Galaxy | Tool Preview

EBI SCXA Data Retrieval (version v0.0.2+galaxy2)
EBI Single Cell Atlas accession for the experiment that you want to retrieve.
Raw filtered counts or (non-filtered) TPMs

Gene expression analysis in single cells across species and biological conditions

Single Cell Expression Atlas supports research in single cell transcriptomics. The Atlas annotates publicly available single cell RNA-Seq experiments with ontology identifiers and re-analyses them using standardised pipelines available through iRAP, our RNA-Seq analysis toolkit. The browser enables visualisation of clusters of cells, their annotations and supports searches for gene expression within and across studies.

For more information check https://www.ebi.ac.uk/gxa/sc/home

EBI SCXA Data Retrieval

The data retrieval tool presented here allows the user to retrieve expression matrices and metadata for any public experiment available at EBI Single Cell Expression Atlas.

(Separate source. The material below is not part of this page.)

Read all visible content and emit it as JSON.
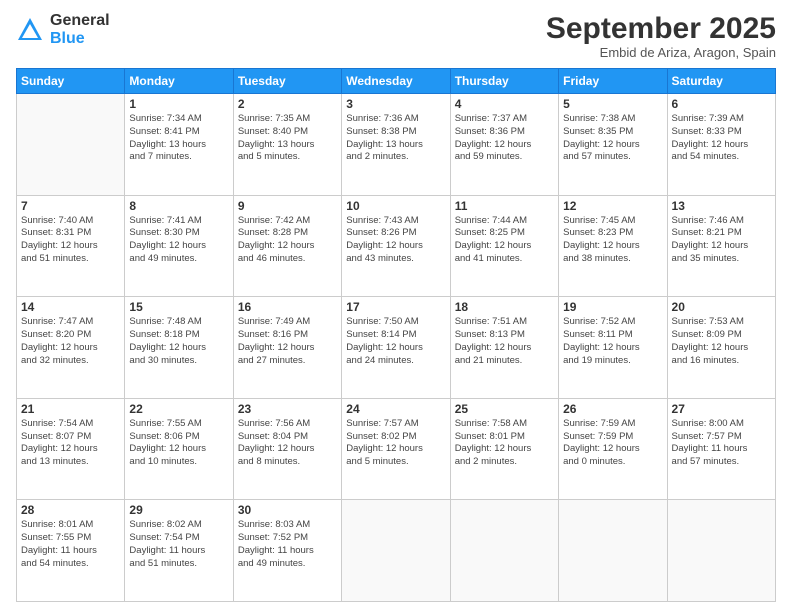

To use it, simply set the accession for the desired experiment and choose the type of matrix that you want to download:

Raw filtered counts:
 This should be the default choice for running clustering and another analysis methods where you will introduce scaling and normalization of the data. The filtering is based on the quality control applied by iRAP prior to pseudo-alignment and quantification.
TPMs:TPM stands for Transcripts Per Kilobase Million, and as the name implies, this has been already normalized/scaled. You should keep this in mind when using this data on methods that will try to normalise data as part of their procedure. Due to technical particularities in the current Atlas SC pipeline, TPMs available here are not filtered. Note: droplet databases won't have TPM data

Outputs will be:

Matrix (txt):Contains the expression values for genes (rows) and samples/runs/cells (columns), in either raw filtered counts or filtered tpms depending on the choice made. This text file is formatted as a Matrix Market file, and as such it is accompanied by separate files for the gene identifiers and the samples/runs/cells identifiers.
Genes (tsv):Identifiers (column repeated) for the genes present in the matrix of expression, in the same order as the matrix rows.
Barcodes (tsv):Identifiers for the cells, samples or runs of the data matrix. The file is ordered to match the columns of the matrix.
Experiment Design file (tsv):
 Contains metadata for the different cells/samples/runs of the experiment. Please note that this file is generated before the filtering step, and while not often, it might be the case that it contains more cells/samples/runs than the matrix.